Friday, September 23, 2011

VIDEO: Wall Street occupiers disrupt auction in solidarity with Local 814



This is awesome! Video of the Occupy Wall Street protesters disrupting a Sotheby's auction to show their support for the locked-out art handlers from Teamsters Local 814.

Just listen to the amount of the bids for the items being auctioned off.

Matt Renner at Truthout has the story:
Activists from the ongoing occupation in lower Manhattan called "Occupy Wall Street" infiltrated an art auction at the famous Sotheby's auction house and gallery, giving voice to the demands of the Occupy Wall Street movement and to stand in solidarity with Sotheby's workers who have been locked out in an ongoing labor dispute.
Forty-three members of the Teamsters Local 814, the art handlers at Sotheby's, were locked out on August 1, in the midst of contract negotiations. A press release issued by the Occupy Wall Street activists describes the hardball negotiating tactics of the Sotheby's management as a bid to destroy their workers' retirement protections and to replace the skilled handlers with temporary workers without benefits:
"[Sotheby's] wants the art handlers to give up their 401K plan and work a reduced 36-hour week, effectively a 10 percent wage cut.
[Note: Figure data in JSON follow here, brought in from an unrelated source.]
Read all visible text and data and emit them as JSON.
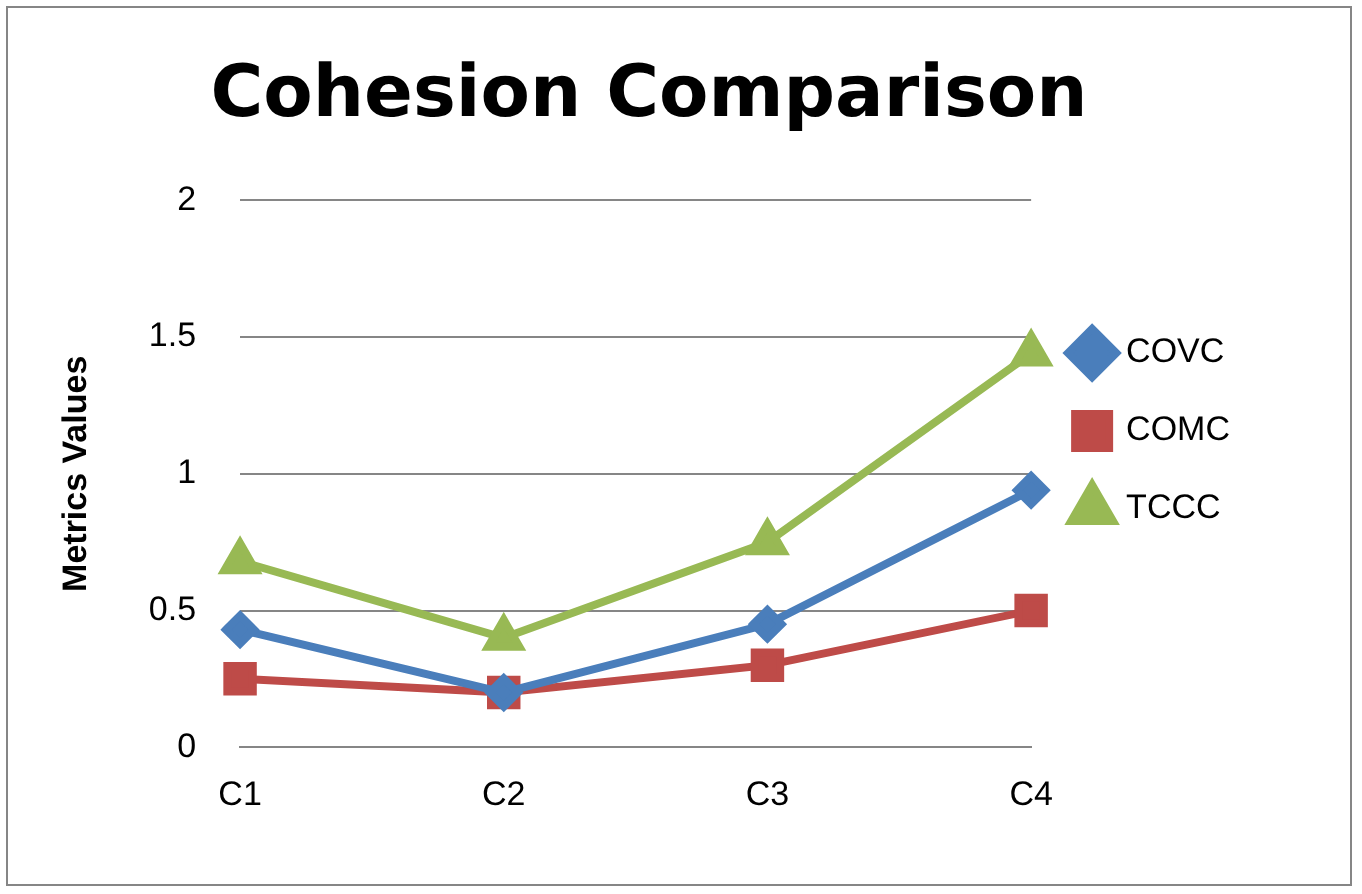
{
  "chart_data": {
    "type": "line",
    "title": "Cohesion Comparison",
    "ylabel": "Metrics Values",
    "categories": [
      "C1",
      "C2",
      "C3",
      "C4"
    ],
    "series": [
      {
        "name": "COVC",
        "color": "#4a7ebb",
        "marker": "diamond",
        "values": [
          0.43,
          0.2,
          0.45,
          0.94
        ]
      },
      {
        "name": "COMC",
        "color": "#be4b48",
        "marker": "square",
        "values": [
          0.25,
          0.2,
          0.3,
          0.5
        ]
      },
      {
        "name": "TCCC",
        "color": "#98b954",
        "marker": "triangle",
        "values": [
          0.68,
          0.4,
          0.75,
          1.44
        ]
      }
    ],
    "ylim": [
      0,
      2
    ],
    "yticks": [
      0,
      0.5,
      1,
      1.5,
      2
    ],
    "grid": "y",
    "legend": "right"
  }
}
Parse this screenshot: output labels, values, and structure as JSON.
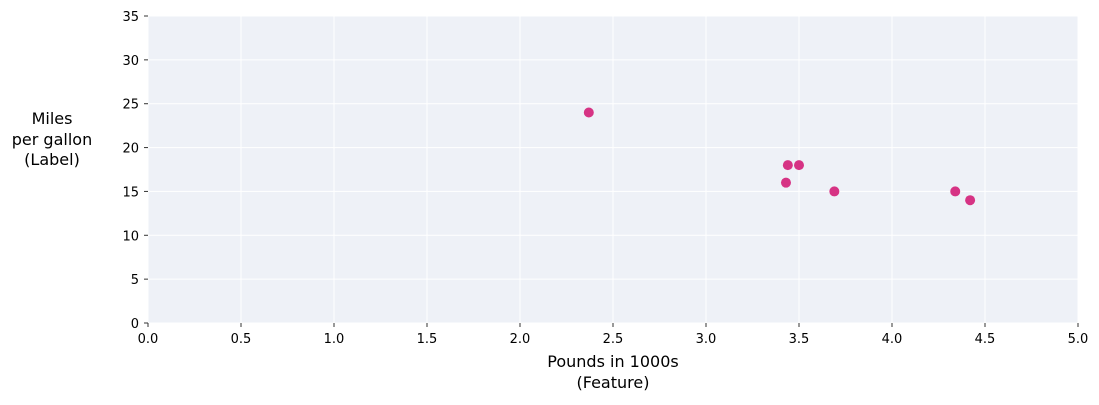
{
  "chart_data": {
    "type": "scatter",
    "title": "",
    "xlabel": [
      "Pounds in 1000s",
      "(Feature)"
    ],
    "ylabel": [
      "Miles",
      "per gallon",
      "(Label)"
    ],
    "xlim": [
      0,
      5
    ],
    "ylim": [
      0,
      35
    ],
    "xticks": [
      "0.0",
      "0.5",
      "1.0",
      "1.5",
      "2.0",
      "2.5",
      "3.0",
      "3.5",
      "4.0",
      "4.5",
      "5.0"
    ],
    "yticks": [
      "0",
      "5",
      "10",
      "15",
      "20",
      "25",
      "30",
      "35"
    ],
    "grid": true,
    "background_color": "#eef1f7",
    "point_color": "#d63384",
    "points": [
      {
        "x": 2.37,
        "y": 24
      },
      {
        "x": 3.44,
        "y": 18
      },
      {
        "x": 3.5,
        "y": 18
      },
      {
        "x": 3.43,
        "y": 16
      },
      {
        "x": 3.69,
        "y": 15
      },
      {
        "x": 4.34,
        "y": 15
      },
      {
        "x": 4.42,
        "y": 14
      }
    ]
  }
}
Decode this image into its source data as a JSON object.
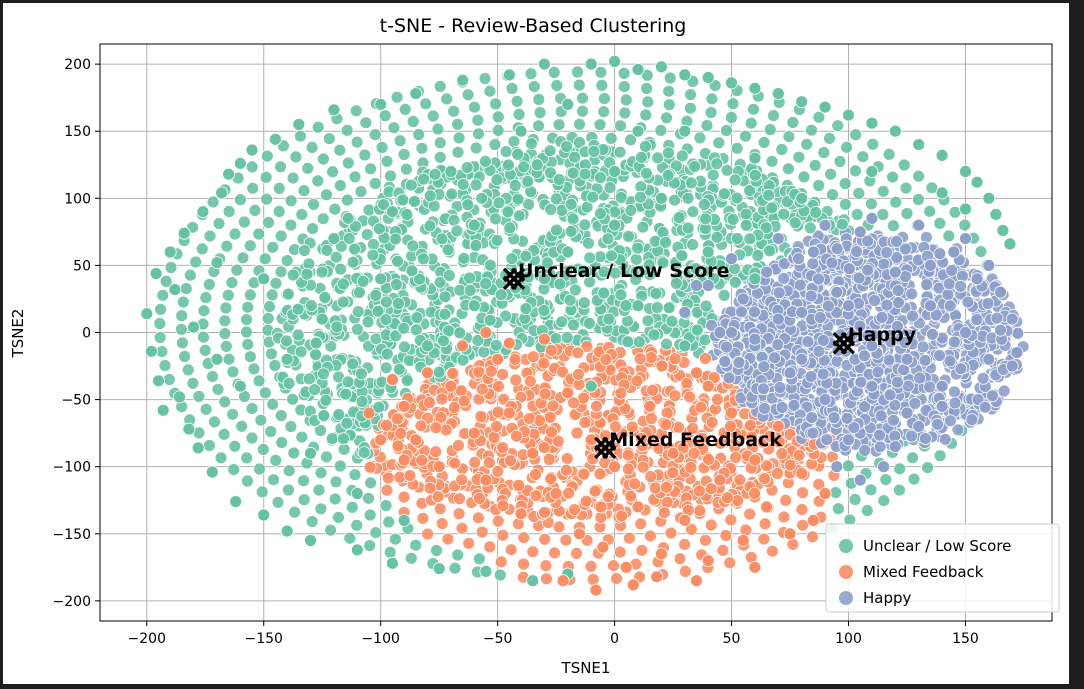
{
  "chart_data": {
    "type": "scatter",
    "title": "t-SNE - Review-Based Clustering",
    "xlabel": "TSNE1",
    "ylabel": "TSNE2",
    "xlim": [
      -220,
      187
    ],
    "ylim": [
      -215,
      215
    ],
    "xticks": [
      -200,
      -150,
      -100,
      -50,
      0,
      50,
      100,
      150
    ],
    "yticks": [
      -200,
      -150,
      -100,
      -50,
      0,
      50,
      100,
      150,
      200
    ],
    "xtick_labels": [
      "−200",
      "−150",
      "−100",
      "−50",
      "0",
      "50",
      "100",
      "150"
    ],
    "ytick_labels": [
      "−200",
      "−150",
      "−100",
      "−50",
      "0",
      "50",
      "100",
      "150",
      "200"
    ],
    "grid": true,
    "legend_position": "lower-right",
    "series": [
      {
        "name": "Unclear / Low Score",
        "color": "#66c2a5",
        "region": "ellipse",
        "points": [
          [
            -200,
            14
          ],
          [
            -198,
            -14
          ],
          [
            -196,
            44
          ],
          [
            -195,
            -36
          ],
          [
            -193,
            -58
          ],
          [
            -190,
            60
          ],
          [
            -188,
            32
          ],
          [
            -186,
            -48
          ],
          [
            -184,
            74
          ],
          [
            -182,
            -72
          ],
          [
            -180,
            4
          ],
          [
            -178,
            -86
          ],
          [
            -176,
            90
          ],
          [
            -172,
            -104
          ],
          [
            -170,
            52
          ],
          [
            -168,
            104
          ],
          [
            -165,
            118
          ],
          [
            -162,
            -126
          ],
          [
            -160,
            126
          ],
          [
            -155,
            136
          ],
          [
            -150,
            -136
          ],
          [
            -145,
            144
          ],
          [
            -140,
            -148
          ],
          [
            -135,
            155
          ],
          [
            -130,
            -155
          ],
          [
            -120,
            166
          ],
          [
            -110,
            -162
          ],
          [
            -100,
            170
          ],
          [
            -95,
            -172
          ],
          [
            -85,
            178
          ],
          [
            -75,
            -176
          ],
          [
            -65,
            188
          ],
          [
            -55,
            -178
          ],
          [
            -45,
            192
          ],
          [
            -35,
            -185
          ],
          [
            -30,
            200
          ],
          [
            -20,
            -180
          ],
          [
            -10,
            200
          ],
          [
            0,
            202
          ],
          [
            10,
            196
          ],
          [
            20,
            198
          ],
          [
            30,
            192
          ],
          [
            40,
            190
          ],
          [
            50,
            186
          ],
          [
            60,
            182
          ],
          [
            70,
            178
          ],
          [
            80,
            172
          ],
          [
            90,
            168
          ],
          [
            100,
            162
          ],
          [
            110,
            156
          ],
          [
            120,
            150
          ],
          [
            130,
            140
          ],
          [
            140,
            132
          ],
          [
            150,
            120
          ],
          [
            155,
            112
          ],
          [
            160,
            100
          ],
          [
            163,
            88
          ],
          [
            166,
            76
          ],
          [
            169,
            66
          ],
          [
            150,
            92
          ],
          [
            140,
            104
          ],
          [
            -30,
            40
          ],
          [
            -20,
            60
          ],
          [
            0,
            80
          ],
          [
            20,
            100
          ],
          [
            -60,
            20
          ],
          [
            -80,
            -10
          ],
          [
            -100,
            40
          ],
          [
            -120,
            70
          ],
          [
            -140,
            -20
          ],
          [
            -130,
            -90
          ],
          [
            -110,
            -120
          ],
          [
            -90,
            -140
          ],
          [
            -70,
            120
          ],
          [
            -40,
            150
          ],
          [
            10,
            150
          ],
          [
            60,
            130
          ],
          [
            40,
            60
          ],
          [
            10,
            20
          ],
          [
            -10,
            -40
          ],
          [
            30,
            -10
          ],
          [
            60,
            40
          ],
          [
            80,
            100
          ],
          [
            110,
            120
          ],
          [
            -150,
            40
          ],
          [
            -160,
            -40
          ],
          [
            -170,
            -20
          ],
          [
            -125,
            10
          ],
          [
            -95,
            90
          ],
          [
            -60,
            80
          ],
          [
            0,
            120
          ],
          [
            30,
            150
          ],
          [
            -20,
            170
          ]
        ]
      },
      {
        "name": "Mixed Feedback",
        "color": "#fc8d62",
        "region": "lower-center",
        "points": [
          [
            -95,
            -35
          ],
          [
            -90,
            -55
          ],
          [
            -85,
            -80
          ],
          [
            -80,
            -30
          ],
          [
            -75,
            -100
          ],
          [
            -70,
            -40
          ],
          [
            -60,
            -75
          ],
          [
            -55,
            -110
          ],
          [
            -50,
            -20
          ],
          [
            -45,
            -60
          ],
          [
            -40,
            -135
          ],
          [
            -35,
            -90
          ],
          [
            -30,
            -5
          ],
          [
            -25,
            -120
          ],
          [
            -20,
            -45
          ],
          [
            -15,
            -150
          ],
          [
            -10,
            -80
          ],
          [
            -5,
            -160
          ],
          [
            0,
            -100
          ],
          [
            5,
            -175
          ],
          [
            10,
            -130
          ],
          [
            15,
            -55
          ],
          [
            20,
            -165
          ],
          [
            25,
            -90
          ],
          [
            30,
            -140
          ],
          [
            35,
            -30
          ],
          [
            40,
            -170
          ],
          [
            45,
            -110
          ],
          [
            50,
            -60
          ],
          [
            55,
            -155
          ],
          [
            60,
            -95
          ],
          [
            65,
            -130
          ],
          [
            70,
            -70
          ],
          [
            75,
            -150
          ],
          [
            80,
            -105
          ],
          [
            85,
            -140
          ],
          [
            90,
            -120
          ],
          [
            -22,
            -185
          ],
          [
            -8,
            -192
          ],
          [
            8,
            -188
          ],
          [
            18,
            -182
          ],
          [
            -65,
            -10
          ],
          [
            -55,
            0
          ],
          [
            -45,
            -8
          ],
          [
            -90,
            -95
          ],
          [
            40,
            -40
          ],
          [
            -100,
            -80
          ],
          [
            -105,
            -60
          ],
          [
            60,
            -175
          ],
          [
            35,
            -185
          ]
        ]
      },
      {
        "name": "Happy",
        "color": "#8da0cb",
        "region": "right",
        "points": [
          [
            30,
            15
          ],
          [
            40,
            35
          ],
          [
            45,
            0
          ],
          [
            50,
            55
          ],
          [
            55,
            25
          ],
          [
            60,
            -10
          ],
          [
            65,
            45
          ],
          [
            70,
            70
          ],
          [
            75,
            -30
          ],
          [
            80,
            15
          ],
          [
            85,
            60
          ],
          [
            90,
            -50
          ],
          [
            95,
            30
          ],
          [
            100,
            -80
          ],
          [
            105,
            75
          ],
          [
            110,
            -10
          ],
          [
            115,
            -100
          ],
          [
            120,
            45
          ],
          [
            125,
            -60
          ],
          [
            130,
            80
          ],
          [
            135,
            20
          ],
          [
            140,
            -40
          ],
          [
            145,
            60
          ],
          [
            150,
            0
          ],
          [
            155,
            40
          ],
          [
            160,
            -20
          ],
          [
            165,
            30
          ],
          [
            170,
            10
          ],
          [
            172,
            -15
          ],
          [
            170,
            -25
          ],
          [
            160,
            50
          ],
          [
            150,
            70
          ],
          [
            120,
            -85
          ],
          [
            105,
            -110
          ],
          [
            95,
            -100
          ],
          [
            130,
            -70
          ],
          [
            140,
            -55
          ],
          [
            110,
            85
          ],
          [
            90,
            80
          ],
          [
            70,
            10
          ],
          [
            60,
            -5
          ],
          [
            35,
            35
          ],
          [
            50,
            0
          ],
          [
            100,
            20
          ],
          [
            125,
            -20
          ],
          [
            135,
            50
          ],
          [
            110,
            -40
          ],
          [
            80,
            -20
          ]
        ]
      }
    ],
    "annotations": [
      {
        "label": "Unclear / Low Score",
        "x": -43,
        "y": 40
      },
      {
        "label": "Mixed Feedback",
        "x": -4,
        "y": -86
      },
      {
        "label": "Happy",
        "x": 98,
        "y": -8
      }
    ]
  }
}
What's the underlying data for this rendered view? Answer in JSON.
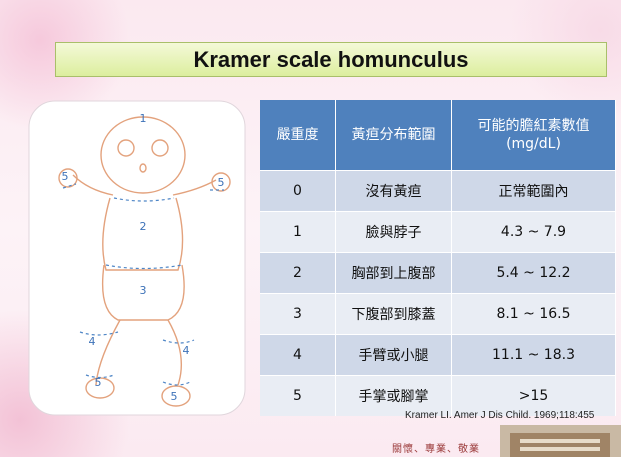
{
  "header": {
    "title": "Kramer scale homunculus"
  },
  "illustration": {
    "zone_labels": [
      "1",
      "5",
      "5",
      "2",
      "3",
      "4",
      "4",
      "5",
      "5"
    ]
  },
  "table": {
    "headers": [
      "嚴重度",
      "黃疸分布範圍",
      "可能的膽紅素數值\n(mg/dL)"
    ],
    "rows": [
      [
        "0",
        "沒有黃疸",
        "正常範圍內"
      ],
      [
        "1",
        "臉與脖子",
        "4.3 ~ 7.9"
      ],
      [
        "2",
        "胸部到上腹部",
        "5.4 ~ 12.2"
      ],
      [
        "3",
        "下腹部到膝蓋",
        "8.1 ~ 16.5"
      ],
      [
        "4",
        "手臂或小腿",
        "11.1 ~ 18.3"
      ],
      [
        "5",
        "手掌或腳掌",
        ">15"
      ]
    ]
  },
  "citation": "Kramer LI. Amer J Dis Child. 1969;118:455",
  "footer": {
    "motto": "關懷、專業、敬業"
  }
}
The company also wants to cap workers' overtime, eliminate certain titles that pay more, and, in initial bargaining, wanted workers to give up their right to sue over charges of discrimination."
This despite the fact that Sotheby’s just had its most profitable year ever in its 267 years of business and pays the CEO, Bill Ruprecht, approximately $60,000 a day, according to the union.
As Ari Paul so eloquently noted,
...they demand lower wages and fewer benefits for their workers not because these costs are too burdensome, but simply because they are ideologically motivated to widen the wealth gap at all costs, and know that there are plenty of jobless Americans who are willing to work for peanuts.